O TCU (Tribunal de Contas da União) deu 120 dias para a Aneel (Agência Nacional de Energia Elétrica) terminar a apuração de dados de qualidade e continuidade do fornecimento de energia elétrica da Enel Rio.
Corte de Contas também deu aval à prorrogação da concessão da Equatorial no Pará.
A determinação integra o processo que analisa a prorrogação da concessão da distribuidora, analisado nesta 4ª feira (9.set. 2026) pela Corte de Contas.
Ao apresentar seu voto, o relator do processo, ministro Jhonatan de Jesus, considerou que a empresa atendeu critérios formais e de gestão econômico-financeira para a renovação, mas optou por se abster de emitir parecer sobre o cumprimento de requisitos de continuidade do fornecimento.
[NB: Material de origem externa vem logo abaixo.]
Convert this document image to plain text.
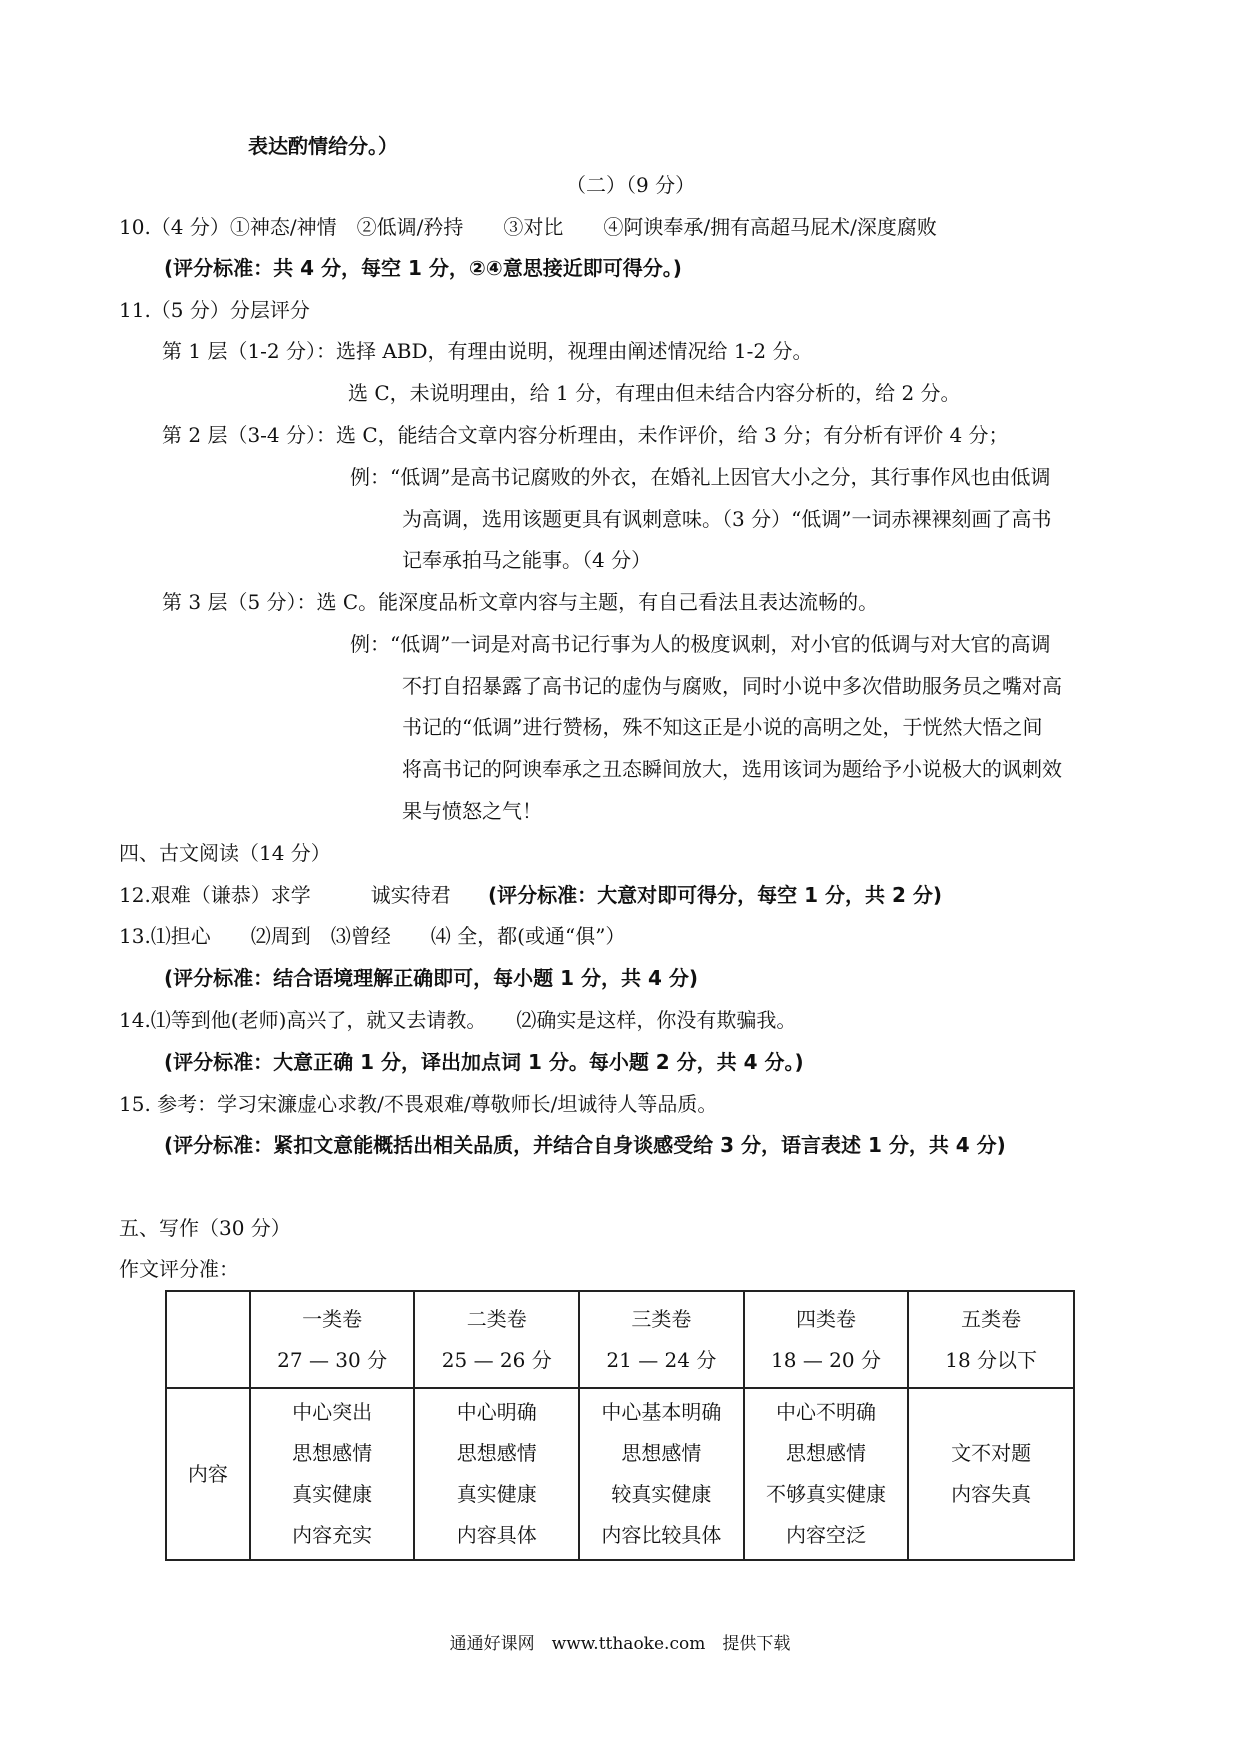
表达酌情给分。）
（二）（9 分）
10.（4 分）①神态/神情　②低调/矜持　　③对比　　④阿谀奉承/拥有高超马屁术/深度腐败
(评分标准：共 4 分，每空 1 分，②④意思接近即可得分。)
11.（5 分）分层评分
第 1 层（1-2 分）：选择 ABD，有理由说明，视理由阐述情况给 1-2 分。
选 C，未说明理由，给 1 分，有理由但未结合内容分析的，给 2 分。
第 2 层（3-4 分）：选 C，能结合文章内容分析理由，未作评价，给 3 分；有分析有评价 4 分；
例：“低调”是高书记腐败的外衣，在婚礼上因官大小之分，其行事作风也由低调
为高调，选用该题更具有讽刺意味。（3 分）“低调”一词赤裸裸刻画了高书
记奉承拍马之能事。（4 分）
第 3 层（5 分）：选 C。能深度品析文章内容与主题，有自己看法且表达流畅的。
例：“低调”一词是对高书记行事为人的极度讽刺，对小官的低调与对大官的高调
不打自招暴露了高书记的虚伪与腐败，同时小说中多次借助服务员之嘴对高
书记的“低调”进行赞杨，殊不知这正是小说的高明之处，于恍然大悟之间
将高书记的阿谀奉承之丑态瞬间放大，选用该词为题给予小说极大的讽刺效
果与愤怒之气！
四、古文阅读（14 分）
12.艰难（谦恭）求学　　　诚实待君 (评分标准：大意对即可得分，每空 1 分，共 2 分)
13.⑴担心　　⑵周到　⑶曾经　　⑷ 全，都(或通“俱”）
(评分标准：结合语境理解正确即可，每小题 1 分，共 4 分)
14.⑴等到他(老师)高兴了，就又去请教。　　⑵确实是这样，你没有欺骗我。
(评分标准：大意正确 1 分，译出加点词 1 分。每小题 2 分，共 4 分。)
15. 参考：学习宋濂虚心求教/不畏艰难/尊敬师长/坦诚待人等品质。
(评分标准：紧扣文意能概括出相关品质，并结合自身谈感受给 3 分，语言表述 1 分，共 4 分)
五、写作（30 分）
作文评分准：
	一类卷
27 — 30 分	二类卷
25 — 26 分	三类卷
21 — 24 分	四类卷
18 — 20 分	五类卷
18 分以下
内容	中心突出
思想感情
真实健康
内容充实	中心明确
思想感情
真实健康
内容具体	中心基本明确
思想感情
较真实健康
内容比较具体	中心不明确
思想感情
不够真实健康
内容空泛	文不对题
内容失真
通通好课网　www.tthaoke.com　提供下载
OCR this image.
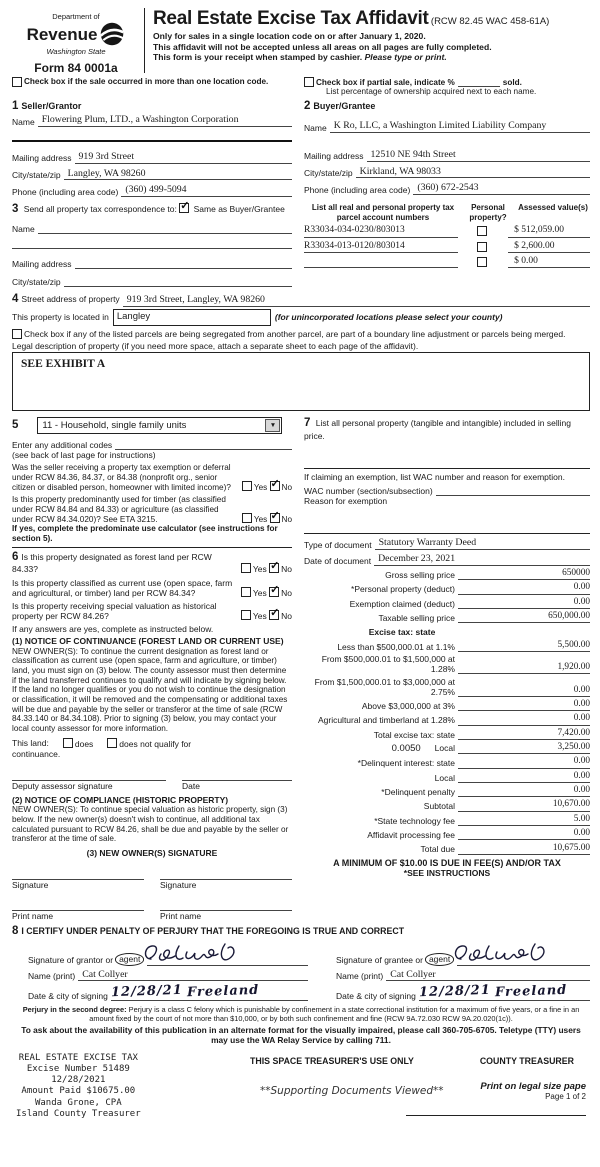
Department of
Revenue
Washington State
Form 84 0001a
Real Estate Excise Tax Affidavit (RCW 82.45 WAC 458-61A)
Only for sales in a single location code on or after January 1, 2020.
This affidavit will not be accepted unless all areas on all pages are fully completed.
This form is your receipt when stamped by cashier. Please type or print.
Check box if the sale occurred in more than one location code.	Check box if partial sale, indicate %	sold.
List percentage of ownership acquired next to each name.
1 Seller/Grantor
Name Flowering Plum, LTD., a Washington Corporation
Mailing address 919 3rd Street
City/state/zip Langley, WA 98260
Phone (including area code) (360) 499-5094
2 Buyer/Grantee
Name K Ro, LLC, a Washington Limited Liability Company
Mailing address 12510 NE 94th Street
City/state/zip Kirkland, WA 98033
Phone (including area code) (360) 672-2543
3 Send all property tax correspondence to: ✓ Same as Buyer/Grantee
Name
Mailing address
City/state/zip
List all real and personal property tax parcel account numbers
Personal property?
Assessed value(s)
R33034-034-0230/803013	$ 512,059.00
R33034-013-0120/803014	$ 2,600.00
$ 0.00
4 Street address of property 919 3rd Street, Langley, WA 98260
This property is located in Langley	(for unincorporated locations please select your county)
Check box if any of the listed parcels are being segregated from another parcel, are part of a boundary line adjustment or parcels being merged.
Legal description of property (if you need more space, attach a separate sheet to each page of the affidavit).
SEE EXHIBIT A
5	11 - Household, single family units	▼
Enter any additional codes
(see back of last page for instructions)
Was the seller receiving a property tax exemption or deferral under RCW 84.36, 84.37, or 84.38 (nonprofit org., senior citizen or disabled person, homeowner with limited income)?	Yes ✓ No
Is this property predominantly used for timber (as classified under RCW 84.84 and 84.33) or agriculture (as classified under RCW 84.34.020)? See ETA 3215.	Yes ✓ No
If yes, complete the predominate use calculator (see instructions for section 5).
6 Is this property designated as forest land per RCW 84.33?	Yes ✓ No
Is this property classified as current use (open space, farm and agricultural, or timber) land per RCW 84.34?	Yes ✓ No
Is this property receiving special valuation as historical property per RCW 84.26?	Yes ✓ No
If any answers are yes, complete as instructed below.
(1) NOTICE OF CONTINUANCE (FOREST LAND OR CURRENT USE)
NEW OWNER(S): To continue the current designation as forest land or classification as current use (open space, farm and agriculture, or timber) land, you must sign on (3) below. The county assessor must then determine if the land transferred continues to qualify and will indicate by signing below. If the land no longer qualifies or you do not wish to continue the designation or classification, it will be removed and the compensating or additional taxes will be due and payable by the seller or transferor at the time of sale (RCW 84.33.140 or 84.34.108). Prior to signing (3) below, you may contact your local county assessor for more information.
This land:	does	does not qualify for
continuance.
Deputy assessor signature	Date
(2) NOTICE OF COMPLIANCE (HISTORIC PROPERTY)
NEW OWNER(S): To continue special valuation as historic property, sign (3) below. If the new owner(s) doesn't wish to continue, all additional tax calculated pursuant to RCW 84.26, shall be due and payable by the seller or transferor at the time of sale.
(3) NEW OWNER(S) SIGNATURE
Signature	Signature
Print name	Print name
7 List all personal property (tangible and intangible) included in selling price.
If claiming an exemption, list WAC number and reason for exemption.
WAC number (section/subsection)
Reason for exemption
Type of document Statutory Warranty Deed
Date of document December 23, 2021
Gross selling price	650000
*Personal property (deduct)	0.00
Exemption claimed (deduct)	0.00
Taxable selling price	650,000.00
Excise tax: state
Less than $500,000.01 at 1.1%	5,500.00
From $500,000.01 to $1,500,000 at 1.28%	1,920.00
From $1,500,000.01 to $3,000,000 at 2.75%	0.00
Above $3,000,000 at 3%	0.00
Agricultural and timberland at 1.28%	0.00
Total excise tax: state	7,420.00
0.0050 Local	3,250.00
*Delinquent interest: state	0.00
Local	0.00
*Delinquent penalty	0.00
Subtotal	10,670.00
*State technology fee	5.00
Affidavit processing fee	0.00
Total due	10,675.00
A MINIMUM OF $10.00 IS DUE IN FEE(S) AND/OR TAX
*SEE INSTRUCTIONS
8 I CERTIFY UNDER PENALTY OF PERJURY THAT THE FOREGOING IS TRUE AND CORRECT
Signature of grantor or agent
Name (print) Cat Collyer
Date & city of signing 12/28/21 Freeland
Signature of grantee or agent
Name (print) Cat Collyer
Date & city of signing 12/28/21 Freeland
Perjury in the second degree: Perjury is a class C felony which is punishable by confinement in a state correctional institution for a maximum of five years, or a fine in an amount fixed by the court of not more than $10,000, or by both such confinement and fine (RCW 9A.72.030 RCW 9A.20.020(1c)).
To ask about the availability of this publication in an alternate format for the visually impaired, please call 360-705-6705. Teletype (TTY) users may use the WA Relay Service by calling 711.
REAL ESTATE EXCISE TAX
Excise Number 51489
12/28/2021
Amount Paid $10675.00
Wanda Grone, CPA
Island County Treasurer
THIS SPACE TREASURER'S USE ONLY	COUNTY TREASURER
**Supporting Documents Viewed**	Print on legal size pape
Page 1 of 2
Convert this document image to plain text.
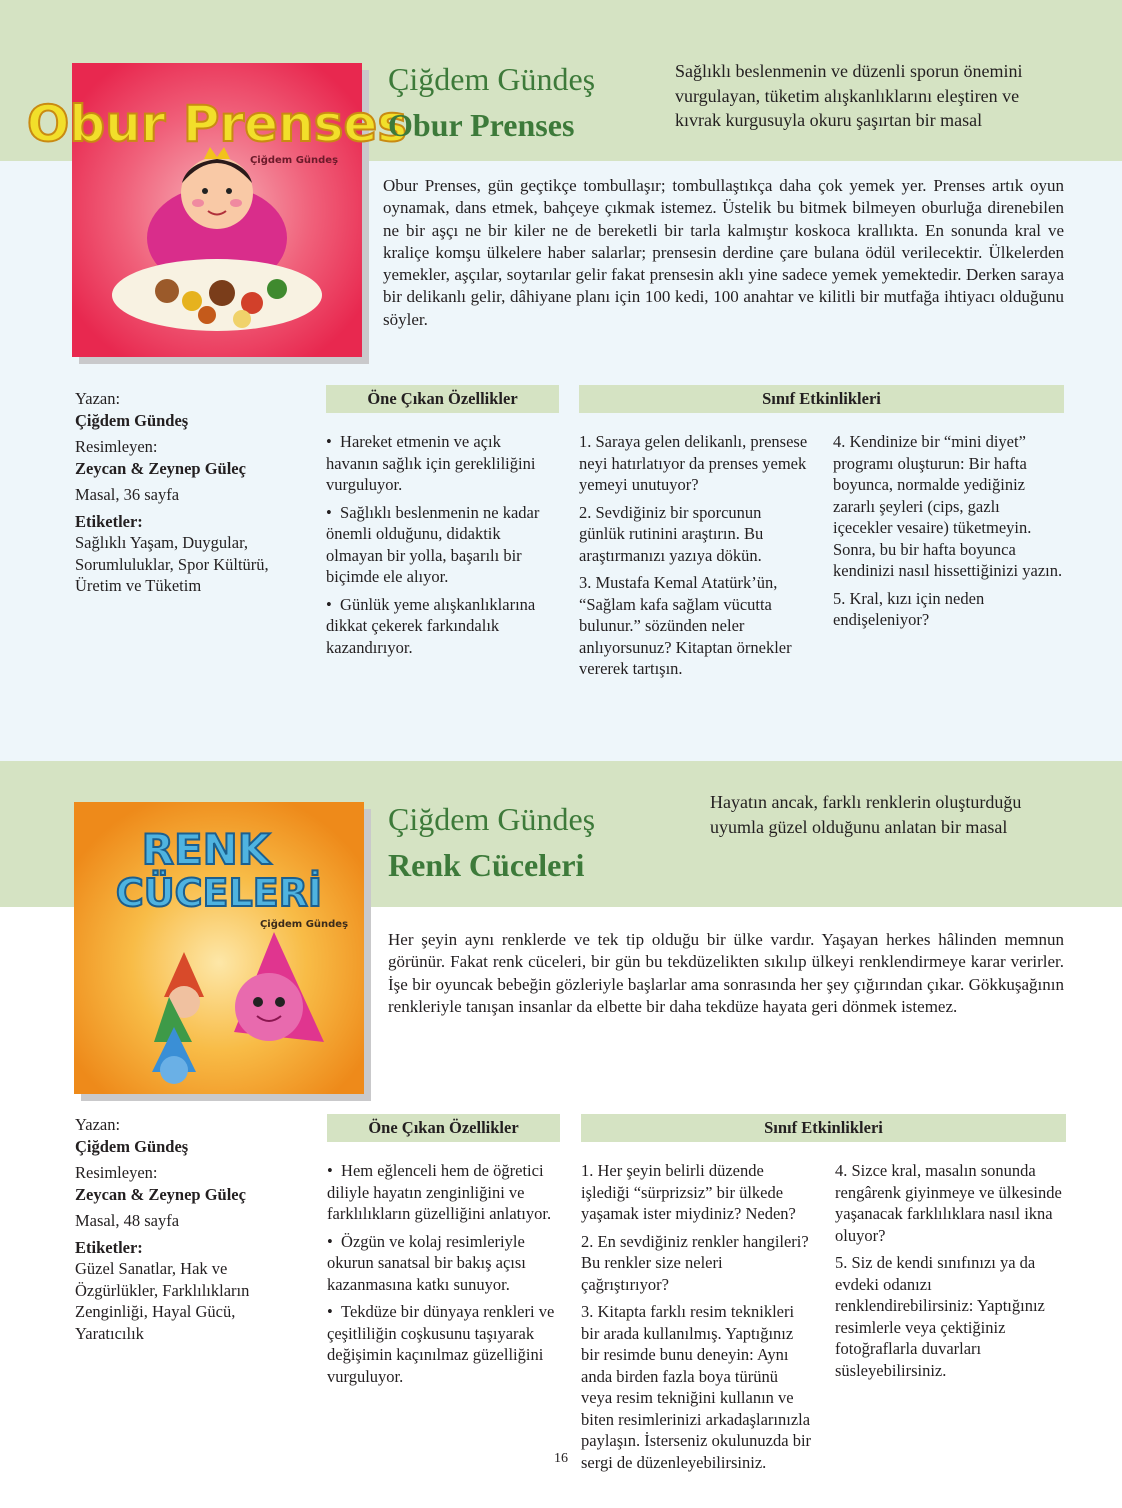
Obur Prenses
Çiğdem Gündeş
Çiğdem Gündeş
Obur Prenses
Sağlıklı beslenmenin ve düzenli sporun önemini
vurgulayan, tüketim alışkanlıklarını eleştiren ve
kıvrak kurgusuyla okuru şaşırtan bir masal
Obur Prenses, gün geçtikçe tombullaşır; tombullaştıkça daha çok yemek yer. Prenses artık oyun oynamak, dans etmek, bahçeye çıkmak istemez. Üstelik bu bitmek bilmeyen oburluğa direnebilen ne bir aşçı ne bir kiler ne de bereketli bir tarla kalmıştır koskoca krallıkta. En sonunda kral ve kraliçe komşu ülkelere haber salarlar; prensesin derdine çare bulana ödül verilecektir. Ülkelerden yemekler, aşçılar, soytarılar gelir fakat prensesin aklı yine sadece yemek yemektedir. Derken saraya bir delikanlı gelir, dâhiyane planı için 100 kedi, 100 anahtar ve kilitli bir mutfağa ihtiyacı olduğunu söyler.
Yazan:
Çiğdem Gündeş
Resimleyen:
Zeycan & Zeynep Güleç
Masal, 36 sayfa
Etiketler:
Sağlıklı Yaşam, Duygular, Sorumluluklar, Spor Kültürü, Üretim ve Tüketim
Öne Çıkan Özellikler	Sınıf Etkinlikleri

•  Hareket etmenin ve açık havanın sağlık için gerekliliğini vurguluyor.

•  Sağlıklı beslenmenin ne kadar önemli olduğunu, didaktik olmayan bir yolla, başarılı bir biçimde ele alıyor.

•  Günlük yeme alışkanlıklarına dikkat çekerek farkındalık kazandırıyor.

1. Saraya gelen delikanlı, prensese neyi hatırlatıyor da prenses yemek yemeyi unutuyor?

2. Sevdiğiniz bir sporcunun günlük rutinini araştırın. Bu araştırmanızı yazıya dökün.

3. Mustafa Kemal Atatürk’ün, “Sağlam kafa sağlam vücutta bulunur.” sözünden neler anlıyorsunuz? Kitaptan örnekler vererek tartışın.

4. Kendinize bir “mini diyet” programı oluşturun: Bir hafta boyunca, normalde yediğiniz zararlı şeyleri (cips, gazlı içecekler vesaire) tüketmeyin. Sonra, bu bir hafta boyunca kendinizi nasıl hissettiğinizi yazın.

5. Kral, kızı için neden endişeleniyor?

RENK
CÜCELERİ
Çiğdem Gündeş
Çiğdem Gündeş
Renk Cüceleri
Hayatın ancak, farklı renklerin oluşturduğu
uyumla güzel olduğunu anlatan bir masal
Her şeyin aynı renklerde ve tek tip olduğu bir ülke vardır. Yaşayan herkes hâlinden memnun görünür. Fakat renk cüceleri, bir gün bu tekdüzelikten sıkılıp ülkeyi renklendirmeye karar verirler. İşe bir oyuncak bebeğin gözleriyle başlarlar ama sonrasında her şey çığırından çıkar. Gökkuşağının renkleriyle tanışan insanlar da elbette bir daha tekdüze hayata geri dönmek istemez.
Yazan:
Çiğdem Gündeş
Resimleyen:
Zeycan & Zeynep Güleç
Masal, 48 sayfa
Etiketler:
Güzel Sanatlar, Hak ve Özgürlükler, Farklılıkların Zenginliği, Hayal Gücü, Yaratıcılık
Öne Çıkan Özellikler	Sınıf Etkinlikleri

•  Hem eğlenceli hem de öğretici diliyle hayatın zenginliğini ve farklılıkların güzelliğini anlatıyor.

•  Özgün ve kolaj resimleriyle okurun sanatsal bir bakış açısı kazanmasına katkı sunuyor.

•  Tekdüze bir dünyaya renkleri ve çeşitliliğin coşkusunu taşıyarak değişimin kaçınılmaz güzelliğini vurguluyor.

1. Her şeyin belirli düzende işlediği “sürprizsiz” bir ülkede yaşamak ister miydiniz? Neden?

2. En sevdiğiniz renkler hangileri? Bu renkler size neleri çağrıştırıyor?

3. Kitapta farklı resim teknikleri bir arada kullanılmış. Yaptığınız bir resimde bunu deneyin: Aynı anda birden fazla boya türünü veya resim tekniğini kullanın ve biten resimlerinizi arkadaşlarınızla paylaşın. İsterseniz okulunuzda bir sergi de düzenleyebilirsiniz.

4. Sizce kral, masalın sonunda rengârenk giyinmeye ve ülkesinde yaşanacak farklılıklara nasıl ikna oluyor?

5. Siz de kendi sınıfınızı ya da evdeki odanızı renklendirebilirsiniz: Yaptığınız resimlerle veya çektiğiniz fotoğraflarla duvarları süsleyebilirsiniz.

16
Segundo o ministro, ainda não é possível comprovar que a Enel Rio atende os indicadores DEC e FEC, usados pela Aneel para medir a qualidade e a continuidade do fornecimento de energia elétrica aos consumidores.
Jhonatan de Jesus determinou que a agência conclua a fiscalização dos indicadores relativos aos exercícios de 2022 a 2024. A área técnica do Tribunal afirma que o processo conduzido pela agência ainda é inconclusivo e identificou “controvérsia metodológica não resolvida”.
O ministro diz que há falhas da Aneel na fiscalização dos indicadores. Ele avaliou que “a ausência da apuração que a lei exige do regulador não se converte, por omissão, em presunção de regularidade em favor da concessionária”.
A determinação do TCU, no entanto, não tem efeito suspensivo nem impede a continuidade do processo de prorrogação do MME (Ministério de Minas e Energia), responsável por decidir sobre a renovação.
A Enel Distribuição Rio, antiga Ampla, atende cerca de 3 milhões de clientes em 66 municípios do Estado do Rio. O contrato da empresa no território fluminense vence em dezembro deste ano e a renovação ainda aguarda decisão do MME.
A concessão da Enel no Rio ficou de fora das 14 prorrogações de distribuidoras assinadas em conjunto pelo governo em maio, embora a Aneel tenha recomendado a renovação dos contratos.
O TCU analisa uma representação que aponta suspeita de manipulação de dados, por parte da concessionária, sobre interrupções de energia, para atender artificialmente aos indicadores regulatórios e garantir a renovação da sua concessão.
A área técnica da Corte avalia que ainda não é possível assegurar que a empresa atende aos critérios estabelecidos no decreto do governo que renovou os contratos.
No mesmo processo, o TCU aprovou sem ressalvas a renovação da concessão da Equatorial Pará. A Corte considerou que a distribuidora atende a todos os requisitos estabelecidos pela legislação.
Segundo a área técnica do Tribunal, a Equatorial comprovou o cumprimento adequado dos critérios de continuidade do fornecimento de energia e de eficiência na gestão econômico-financeira.
Pela avaliação da Corte, os indicadores de interrupção mantiveram margem em relação aos limites regulatórios, sem necessidade de aportes de capital para saneamento financeiro e sem registros de distorções em expurgos emergenciais.
Diferentemente da Enel, a Equatorial integra o grupo concessões que foram renovadas pelo governo.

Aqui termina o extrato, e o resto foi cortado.